Passamos por tudo isso para vermos, hoje, proibições de colocação de faixas contra o fascismo, porque, pasmem, isso seria propaganda política. Quem assim determinou admitiu, implicitamente, por óbvio – e não há outra conclusão – de que a faixa tinha endereço certo. Que coisa, não?

Quando entrei na faculdade em 1977, foi fechado o parlamento. Um de meus professores defendia o AI5 abertamente. Para outro, perguntamos se haveria aula no dia seguinte, porque, afinal, estávamos sem parlamento e as eleições para governador haviam sido canceladas e senadores biônicos instituídos. Ele respondeu: já vem você com manifestação política. Pois é. E não é que essas decisões determinando invasões de Universidades e proibindo faixas e encontros no interior das Casas de ensino repetem o que ouvi do preclaro mestre em 1977, naquele fatídico dia do Pacote de Abril? Ah, a história.

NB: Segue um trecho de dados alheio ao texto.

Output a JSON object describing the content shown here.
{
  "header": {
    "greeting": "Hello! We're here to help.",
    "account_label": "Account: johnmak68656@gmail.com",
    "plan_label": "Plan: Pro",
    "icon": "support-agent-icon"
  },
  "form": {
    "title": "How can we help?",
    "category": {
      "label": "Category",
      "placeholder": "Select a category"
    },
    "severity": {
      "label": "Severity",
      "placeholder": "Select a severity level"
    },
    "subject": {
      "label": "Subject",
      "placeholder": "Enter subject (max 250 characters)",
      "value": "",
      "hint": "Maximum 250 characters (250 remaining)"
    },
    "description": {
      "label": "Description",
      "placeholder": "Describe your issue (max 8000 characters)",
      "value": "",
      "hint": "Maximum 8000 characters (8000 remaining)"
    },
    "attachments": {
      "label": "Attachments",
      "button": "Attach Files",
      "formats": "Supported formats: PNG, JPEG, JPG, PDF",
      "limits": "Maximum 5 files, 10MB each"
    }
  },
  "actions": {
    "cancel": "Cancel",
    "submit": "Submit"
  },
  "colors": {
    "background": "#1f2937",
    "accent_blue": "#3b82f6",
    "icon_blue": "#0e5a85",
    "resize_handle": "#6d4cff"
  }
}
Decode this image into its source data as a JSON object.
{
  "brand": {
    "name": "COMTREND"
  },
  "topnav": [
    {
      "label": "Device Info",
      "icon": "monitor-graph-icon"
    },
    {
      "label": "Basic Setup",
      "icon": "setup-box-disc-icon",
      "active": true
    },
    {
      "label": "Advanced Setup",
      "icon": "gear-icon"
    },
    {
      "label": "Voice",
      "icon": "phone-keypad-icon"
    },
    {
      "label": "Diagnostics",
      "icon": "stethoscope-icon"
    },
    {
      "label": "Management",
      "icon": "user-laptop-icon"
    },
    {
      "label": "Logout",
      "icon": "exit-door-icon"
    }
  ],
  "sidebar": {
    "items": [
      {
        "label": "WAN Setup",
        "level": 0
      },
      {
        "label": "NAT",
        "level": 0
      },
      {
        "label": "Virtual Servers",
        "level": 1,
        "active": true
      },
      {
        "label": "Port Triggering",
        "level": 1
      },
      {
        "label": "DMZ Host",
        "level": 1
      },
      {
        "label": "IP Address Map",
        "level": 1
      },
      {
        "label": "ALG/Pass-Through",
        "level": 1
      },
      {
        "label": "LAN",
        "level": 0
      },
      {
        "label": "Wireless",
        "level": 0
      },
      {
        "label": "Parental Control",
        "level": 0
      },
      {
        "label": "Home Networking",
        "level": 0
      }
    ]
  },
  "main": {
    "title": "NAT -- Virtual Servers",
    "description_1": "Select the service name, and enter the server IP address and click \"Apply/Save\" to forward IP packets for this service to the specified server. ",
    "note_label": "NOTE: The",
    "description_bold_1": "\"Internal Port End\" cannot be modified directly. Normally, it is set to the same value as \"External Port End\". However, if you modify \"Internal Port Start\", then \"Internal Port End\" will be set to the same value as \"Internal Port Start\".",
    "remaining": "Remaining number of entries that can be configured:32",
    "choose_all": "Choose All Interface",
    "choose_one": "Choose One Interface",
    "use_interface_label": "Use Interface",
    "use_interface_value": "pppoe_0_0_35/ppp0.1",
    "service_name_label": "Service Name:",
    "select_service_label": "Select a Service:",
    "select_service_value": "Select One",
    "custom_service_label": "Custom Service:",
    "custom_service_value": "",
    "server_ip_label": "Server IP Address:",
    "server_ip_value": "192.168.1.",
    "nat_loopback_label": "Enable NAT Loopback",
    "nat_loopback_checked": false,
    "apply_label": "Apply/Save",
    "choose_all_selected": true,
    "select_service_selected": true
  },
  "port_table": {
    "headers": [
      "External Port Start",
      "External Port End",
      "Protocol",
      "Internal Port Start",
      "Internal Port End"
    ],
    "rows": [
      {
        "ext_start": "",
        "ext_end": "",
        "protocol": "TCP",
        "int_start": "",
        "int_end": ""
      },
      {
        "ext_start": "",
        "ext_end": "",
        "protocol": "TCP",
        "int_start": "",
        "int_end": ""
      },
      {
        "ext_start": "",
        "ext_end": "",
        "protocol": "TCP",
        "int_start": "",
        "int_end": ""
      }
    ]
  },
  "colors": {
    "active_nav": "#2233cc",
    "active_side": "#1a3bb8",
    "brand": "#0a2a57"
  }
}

A maioria dos que lerão esta coluna não sabem de nada disso. Pacote? Que pacote? AI 5? AI 2? Que Ai’s são esses? Ah: quase ia esquecendo que o TSE proibiu a veiculação de cenas sobre tortura, mandando retirar do ar. Argumento: as cenas eram muito fortes. Pois é. Como cristão e participando do meu aniversário de “confirmação” na Igreja Luterana lá na terra do dinossauro mais antigo do mundo — Agudo — (com o meu casamento com Rosane virei católico, mas até hoje rezo o Pai Nosso com a parte final luterana — “porque teu é o poder e a glória para sempre, amém”, parte que não está no Pai Nosso católico), falei em nome dos homenageados. Falei sobre as agruras de Cristo na cruz. Sobre a tortura sofrida por Cristo. Isso foi no dia 14 de outubro. Em tese, cometi crime eleitoral. Estivesse presente alguém do TSE ou de algum TRE e eu não poderia ter terminado minha prédica de minha estreia de dublê de pastor da IECLB. Mas a ADPF me salvaria!

Portanto, nada mais, daqui para a frente, de ficar contando a história do calvário de Cristo. E nada de ficar passando filmes em que o Nazareno é lapitado pelo látego do carrasco. As cenas podem chocar.